The Internal Revenue Service is automatically sending $1,400 stimulus payments to about one million Americans who never claimed their COVID-19 relief checks from 2021, according to a recent announcement.
If you’re eligible, you should receive your payment by late January 2025. But for the millions of Americans who won’t be getting this payment, there’s still a way to build your own safety net. Having $1,400 saved up could help make an unexpected situation, such as a pandemic, a little easier to navigate.
Saving money during tough economic times – especially during high unemployment or business slowdowns – isn’t easy. But having your own emergency fund equal to a stimulus check, without waiting for government aid, can provide crucial financial security when you need it most.
Here are six tips to help you achieve this goal and give you greater peace of mind.
1. Divide your savings goal up
Choose the savings goal that works best for you. Daily, weekly or monthly savings goals are a great way to kick-start your emergency fund. For example, saving a little more than $3.83 per day for one year could get you to that $1,400 goal.
Saying you’re going to save without a plan is going to make it a more difficult goal to accomplish. Smaller goals should help make the process easier to keep up with.
2. Budget to find the money and trim your expenses
Knowing how much money you’re bringing in and spending each month can help you start to identify ways to save more. Budgeting is one of the best ways to find these saving opportunities.
Cutting a recurring service that’s billed and rarely used or one that’s no longer needed can be one of the most efficient ways to find extra money.
It’s hard for people to follow through with a budget, says John McGowan, CFP, advisor and founder at Mandala Financial Advisors in Des Moines, Iowa. “Just because it’s our nature not to want to lock ourselves in,” McGowan says.
3. Automate your savings
Remembering to save is a tough thing to do.
That’s why having money sent to your savings before ever seeing it is one of the best ways to save.

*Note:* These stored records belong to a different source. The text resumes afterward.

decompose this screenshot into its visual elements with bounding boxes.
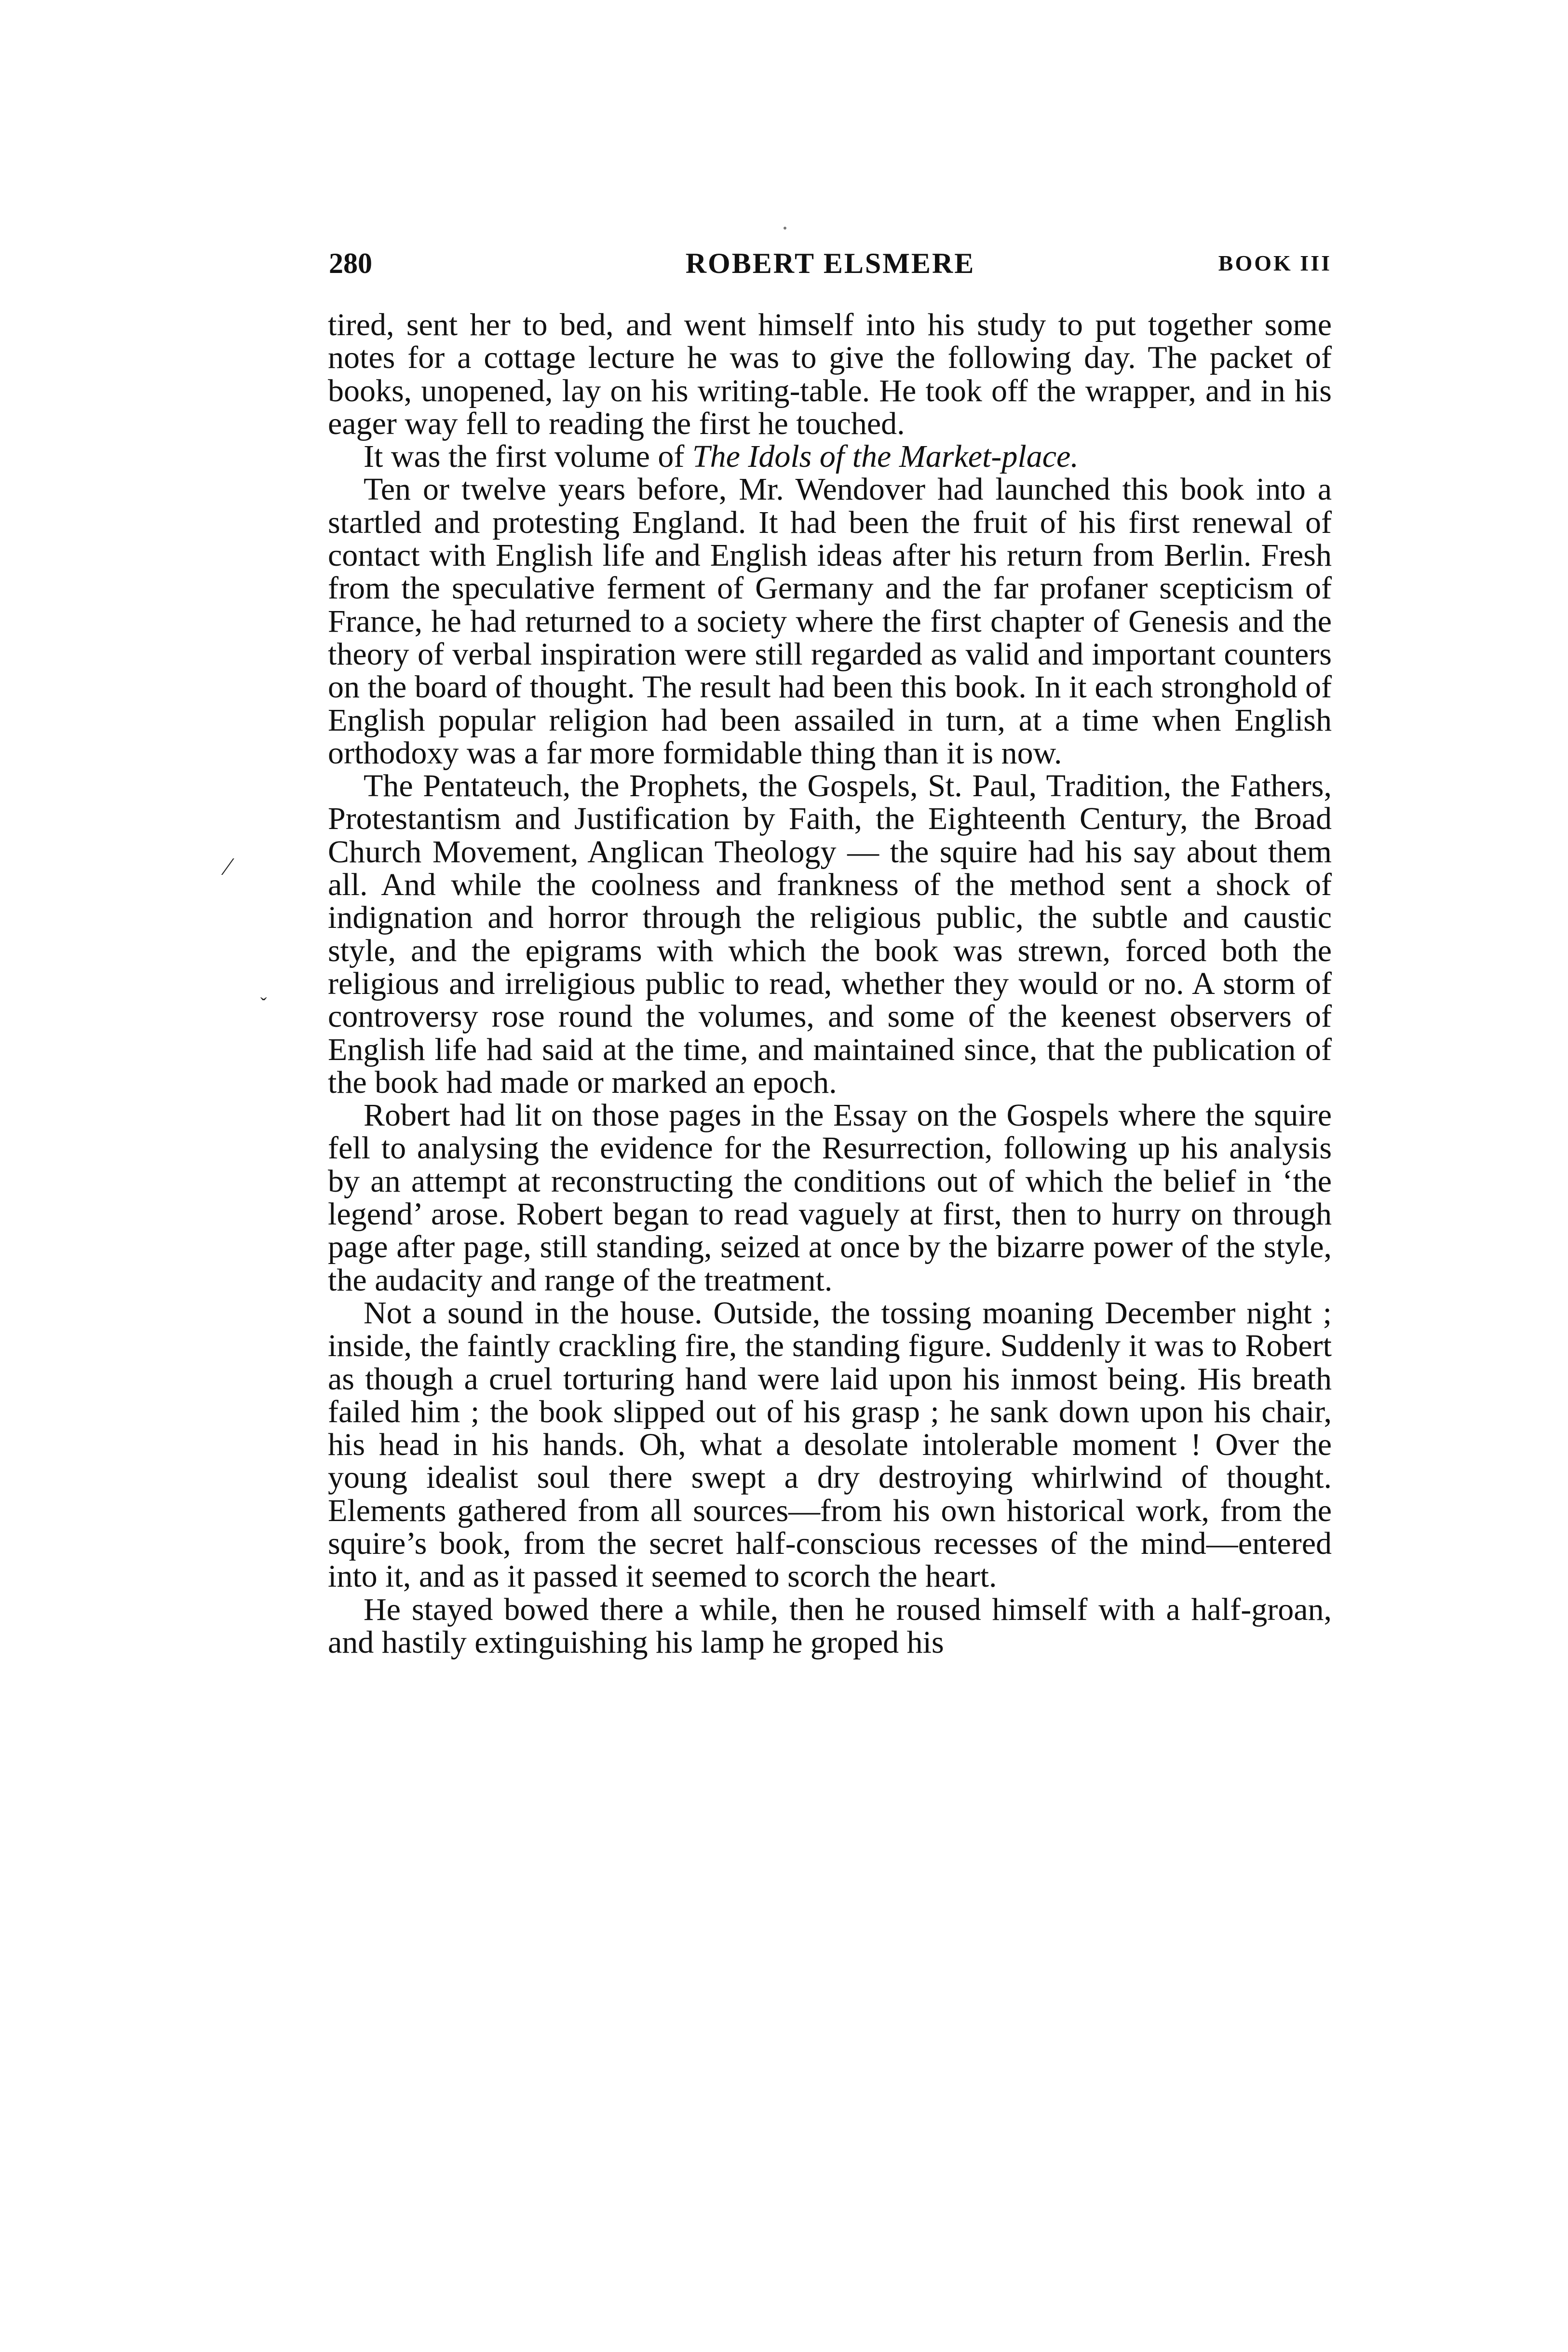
body-text [328,309,1332,1659]
print-speck [784,227,786,230]
paragraph-text: It was the first volume of [364,439,692,475]
margin-pencil-mark: ⁄ [226,853,230,881]
book-label: BOOK III [1218,251,1332,275]
paragraph: Robert had lit on those pages in the Essay on the Gospels where the squire fell to analysing the evidence for the Resurrection, following up his analysis by an attempt at reconstructing the conditions out of which the belief in ‘the legend’ arose. Robert began to read vaguely at first, then to hurry on through page after page, still standing, seized at once by the bizarre power of the style, the audacity and range of the treatment. [328,1098,1332,1298]
paragraph: The Pentateuch, the Prophets, the Gospels, St. Paul, Tradition, the Fathers, Protestantism and Justification by Faith, the Eighteenth Century, the Broad Church Movement, Anglican Theology — the squire had his say about them all. And while the coolness and frankness of the method sent a shock of indignation and horror through the religious public, the subtle and caustic style, and the epigrams with which the book was strewn, forced both the religious and irreligious public to read, whether they would or no. A storm of controversy rose round the volumes, and some of the keenest observers of English life had said at the time, and maintained since, that the publication of the book had made or marked an epoch. [328,768,1332,1100]
paragraph: Not a sound in the house. Outside, the tossing moaning December night ; inside, the faintly crackling fire, the standing figure. Suddenly it was to Robert as though a cruel torturing hand were laid upon his inmost being. His breath failed him ; the book slipped out of his grasp ; he sank down upon his chair, his head in his hands. Oh, what a desolate intolerable moment ! Over the young idealist soul there swept a dry destroying whirlwind of thought. Elements gathered from all sources—from his own historical work, from the squire’s book, from the secret half-conscious recesses of the mind—entered into it, and as it passed it seemed to scorch the heart. [328,1295,1332,1594]
paragraph-continued: tired, sent her to bed, and went himself into his study to put together some notes for a cottage lecture he was to give the following day. The packet of books, unopened, lay on his writing-table. He took off the wrapper, and in his eager way fell to reading the first he touched. [328,307,1332,441]
running-header [329,244,1332,283]
paragraph: Ten or twelve years before, Mr. Wendover had launched this book into a startled and protesting England. It had been the fruit of his first renewal of contact with English life and English ideas after his return from Berlin. Fresh from the speculative ferment of Germany and the far profaner scepticism of France, he had returned to a society where the first chapter of Genesis and the theory of verbal inspiration were still regarded as valid and important counters on the board of thought. The result had been this book. In it each stronghold of English popular religion had been assailed in turn, at a time when English orthodoxy was a far more formidable thing than it is now. [328,472,1332,771]
paragraph: He stayed bowed there a while, then he roused himself with a half-groan, and hastily extinguishing his lamp he groped his [328,1591,1332,1660]
book-title-italic: The Idols of the Market-place. [692,439,1079,475]
running-title: ROBERT ELSMERE [685,247,975,279]
paragraph-volume-title [328,440,1332,473]
margin-pencil-tick: ˇ [260,993,267,1015]
page-number: 280 [329,247,372,279]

“The way I tell my younger clients to get motivated to do that is obviously to just take it off the top of what they earn and never see it first,” says Missie Beach, CFP at Wiser Wealth Management, LLC in Marietta, Georgia.
This can be done by setting up a split-deposit, which means part of your direct deposit is sent to a different account than the rest of your paycheck.

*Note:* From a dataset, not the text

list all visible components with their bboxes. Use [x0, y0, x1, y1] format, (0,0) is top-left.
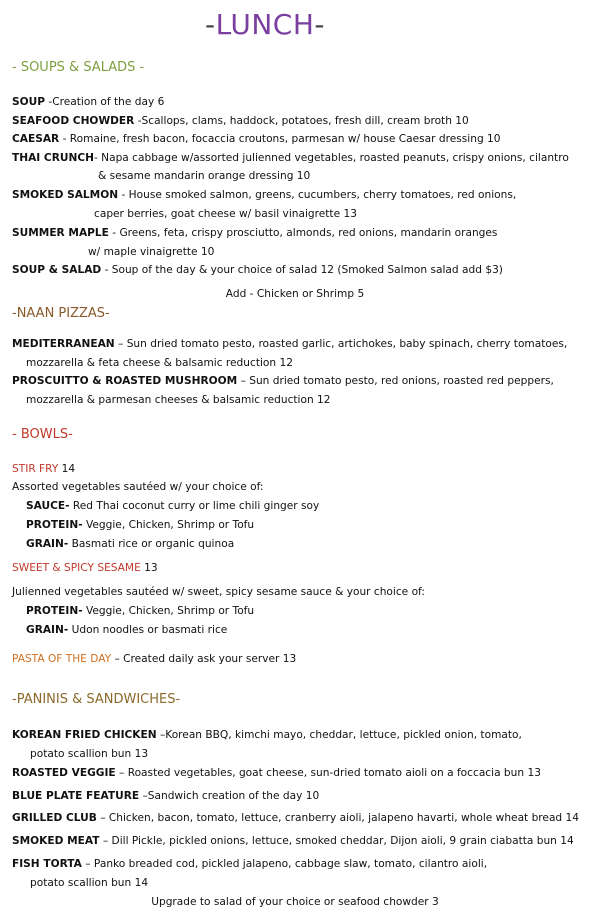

Your bank also might be able to make recurring transfers between accounts to help you save on a set schedule.
4. Make sure you don’t touch the money in the emergency fund
People should treat their emergency fund, during non-emergencies, like they treat their retirement accounts before retirement.
“With the 401(k) it’s that mentality, like, ‘Oh, I better not touch that 401(k),’” Beach says. “… I know it’s for retirement. I know there’s a big penalty if I do. So if people can just translate that to this emergency savings fund, like, it’s a must-do.”
It’s important to remember what this account is earmarked for. But some banks will let you take this a step further.
“Label it ‘do not touch’ or label it ‘emergency savings,’” Beach says. “So then there is that extra layer of guilt if you even think about going to transfer money out. It just kind of pings you with that pang of like, ‘I shouldn’t be doing this.’”
5. Keep your emergency fund at a separate bank
Another way to try and not touch this money is to keep it in a place that you might not regularly see. This place could be in a high-yield savings account at an online bank. Though annual percentage yields (APYs) are generally lower than they were earlier this year, these accounts are still currently outpacing long-term inflation.
It’s not a bad idea to have your savings at a different bank than your primary checking account, McGowan says. It’s about separating assets in order to build those savings habits.
“You have to visualize having that as a separate bank vault versus your day-to-day living expenses,” McGowan says.
Transferring money from savings to checking at the same bank can be done easily thanks to online banking and mobile banking. Before you know it, your emergency fund could be depleted and used for other purposes.
6. Take advantage of extra money
McGowan recommends putting any money above your normal paycheck into a separate account – either your $1,400 emergency fund or another savings goal.
A stimulus check, a bonus, overtime, a raise or even an inheritance can be good opportunities to save. Try and set aside at least part of any income like this that might not be received on a regular basis.
Taking advantage of these saving events can help you boost your savings or make up for a bad week or month of saving.
Bottom line
Finding expenses you can trim, automating your savings and having an attainable savings goal can all help your efforts to save the equivalent of a $1,400 stimulus check in the next year.
Once you reach the $1,400 goal, consider building toward three to six months’ worth of expenses — the typically recommended amount for a full emergency fund.